Modena Week-End:logo Flour, the traditional staple


    Cooking polenta

    Many traditional recipes were developed by poor people who had only the few basic ingredients produced in a closed agricultural economy that was self-sufficient by necessity. They have survived in the local tradition, and have now been rediscovered in numerous trattorias in the countryside and in the mountains, as part of the search for genuineness noticeable in eating habits since the 1960s. The flour-based recipes of the different areas of the province vary quite distinctly; in the richer areas of the plain, fat is used in the cooking method, while in the mountains where life was a hard struggle against poverty, no fat is used. Cooking borlenghi Gnocco fritto is made from flour, salt and water fried in lard from home-fattened pigs. The dough is rolled out into a sheet somewhat thicker than an egg pasta and then cut into small diamond shapes which are tossed into the boiling melted lard, where they swell and become crisp, ready for eating with any of the local charcuterie products, or grapes when in season. The equivalent in the hill and mountain areas is known as tigella or crescenta. The dough is very similar to that for gnocco fritto, but the cooking method could not be more different, as the small pieces of dough are crushed between two flat, clean stones or pottery moulds (often decorated with the typical rose or six-pointed star motif) which are then placed in the hot embers of a fire.

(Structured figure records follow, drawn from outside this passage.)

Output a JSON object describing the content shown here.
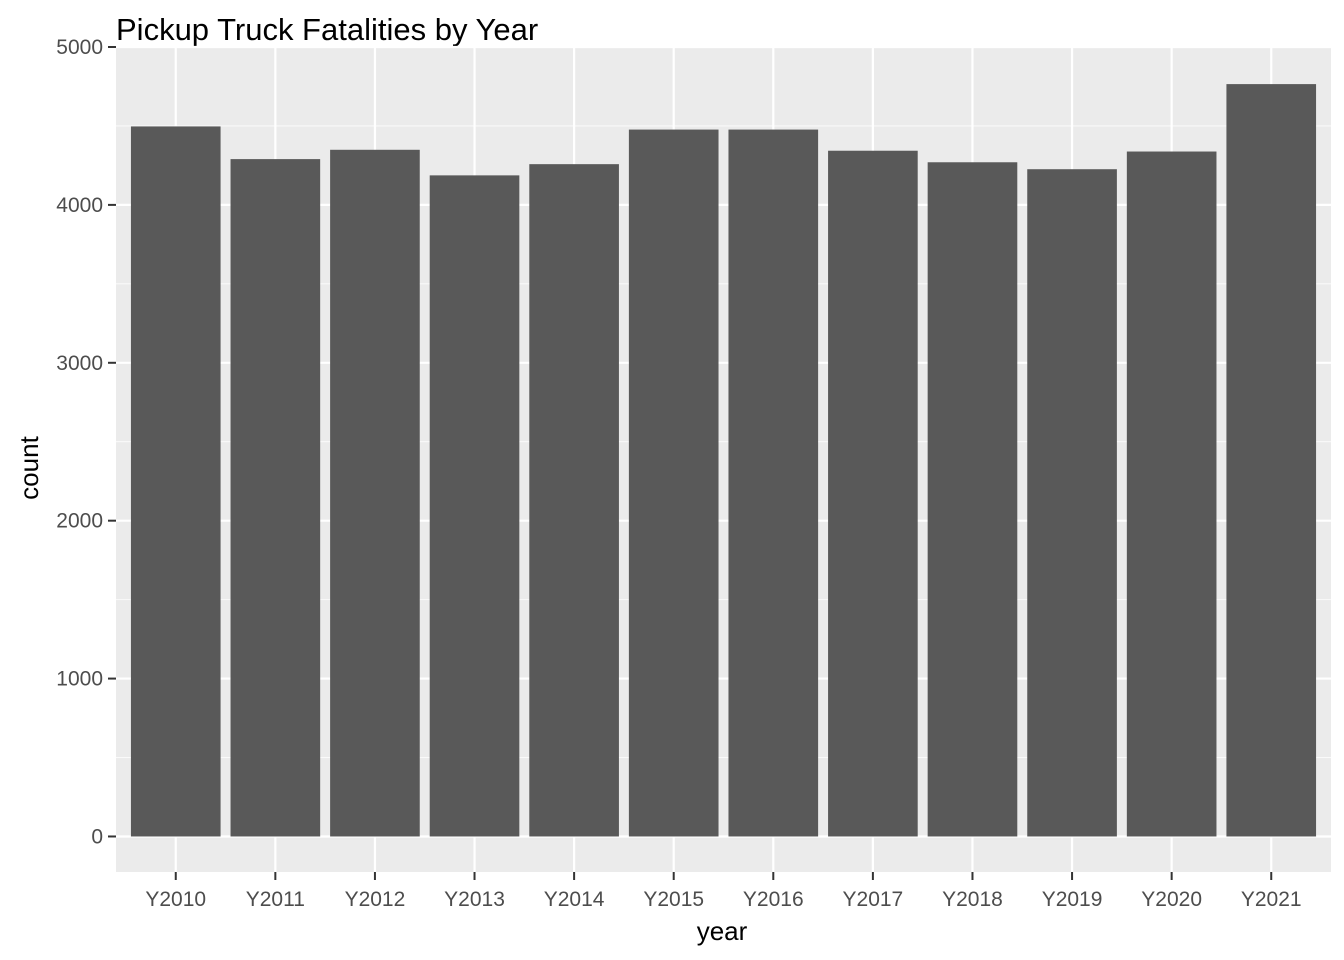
{
  "chart_data": {
    "type": "bar",
    "title": "Pickup Truck Fatalities by Year",
    "xlabel": "year",
    "ylabel": "count",
    "categories": [
      "Y2010",
      "Y2011",
      "Y2012",
      "Y2013",
      "Y2014",
      "Y2015",
      "Y2016",
      "Y2017",
      "Y2018",
      "Y2019",
      "Y2020",
      "Y2021"
    ],
    "values": [
      4497,
      4290,
      4349,
      4187,
      4258,
      4477,
      4477,
      4343,
      4270,
      4226,
      4338,
      4765
    ],
    "ylim": [
      -225,
      5000
    ],
    "yticks": [
      0,
      1000,
      2000,
      3000,
      4000,
      5000
    ],
    "grid": true,
    "legend": "none",
    "colors": {
      "bar": "#595959",
      "panel": "#ebebeb",
      "grid_major": "#ffffff",
      "grid_minor": "#f5f5f5",
      "tick_text": "#4d4d4d",
      "tick_mark": "#333333"
    }
  }
}
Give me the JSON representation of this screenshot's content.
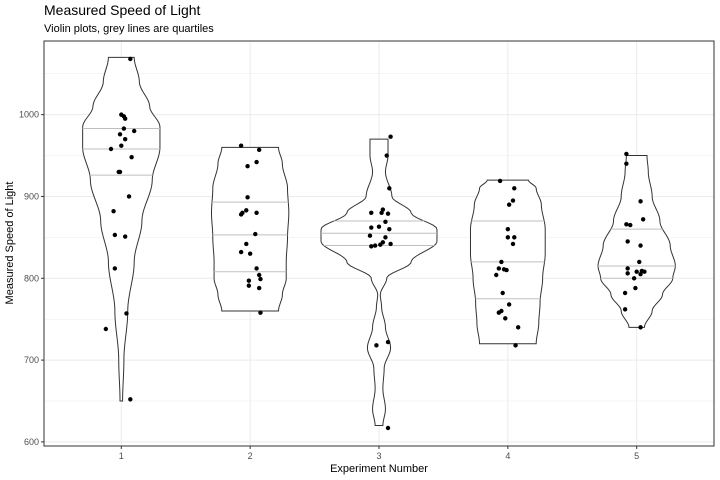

    Crescentine- Cooking crescentine

    This original method has now been replaced by moulds consisting of two cast iron plates, each with cavities for six or more tigella muffins, which fit together and can be placed on the gas burner of a modern kitchen hob. Tigella muffins are usually cut in half and filled with sliced cured meats or with a special mixture of minced pork fat, rosemary, garlic and parmesan cheese. Polenta, or maize porridge, served with mushroom sauce, cheeses or a meat ragout, or cut into slices and fried to accompany other dishes, is another traditional food common in all areas of Modena's Apennines. Borlenghi are only found in a more limited area around the Panaro valley. They are a kind of thin pancake, flavoured with garlic and seasoned with parmesan cheese, produced by cooking a semi-liquid mixture of water and flour on a steel plate. One of the most distinctive mountain specialities is ciacci, made from chestnut flour. A very liquid mixture of flour and water is cooked on a steel plate to produce a thin disk which is filled with local ricotta cottage cheese and sugar and rolled. Castagnaccio is also made from chestnut flower; it is an oven-baked cake, flavoured with lemon rind and these days also with cocoa powder.